Despite how much I know that this is better for her, it is surprising how sad I was when I received the news this morning.
Yet here are my thoughts…It’s more about the fact that I can’t be there. It’s also more about the way she has just suffered the last two years. Alzheimer’s is a horrible thing.
They say that Alzheimer’s is possibly related to smoking. Well, my grandmother never smoked, but my grandpa smoked everyday of his life. It was my grandmother that had a bad cough from being around that smoke all her life. Will we ever know the cause for this disease? Maybe…but it will take many more years of study.
So even though I have been sharing, posting, writing all about the adventures of Hawaii and how amazing it is to live here, I just want to take the moment to assure you that life still continues. We still have worries–money, kids, family, selling of house, buying of house, new jobs…
and most importantly I think about this blog constantly.

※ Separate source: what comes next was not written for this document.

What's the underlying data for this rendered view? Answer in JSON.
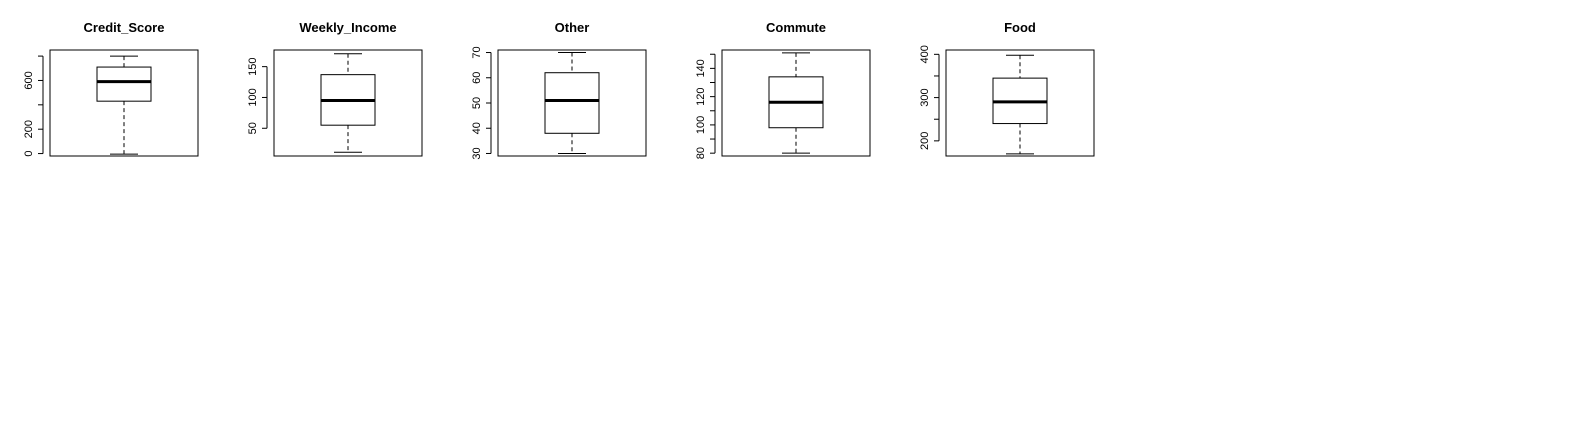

I hope that it is inspiring to you. I hope that it makes you all want to go out and pursue life. I hope that it helps you realize beauty is LIFE.
Beauty is not what we look like. Beauty is not how successful we are. Beauty is truly in the way we see things. If we can drop the negative instincts and realize that perspective is 95% the basis for our beauty then we will see things so differently.
I am so grateful to all of you who have come my way. I hope that I can continue to be a part of your day for years to come.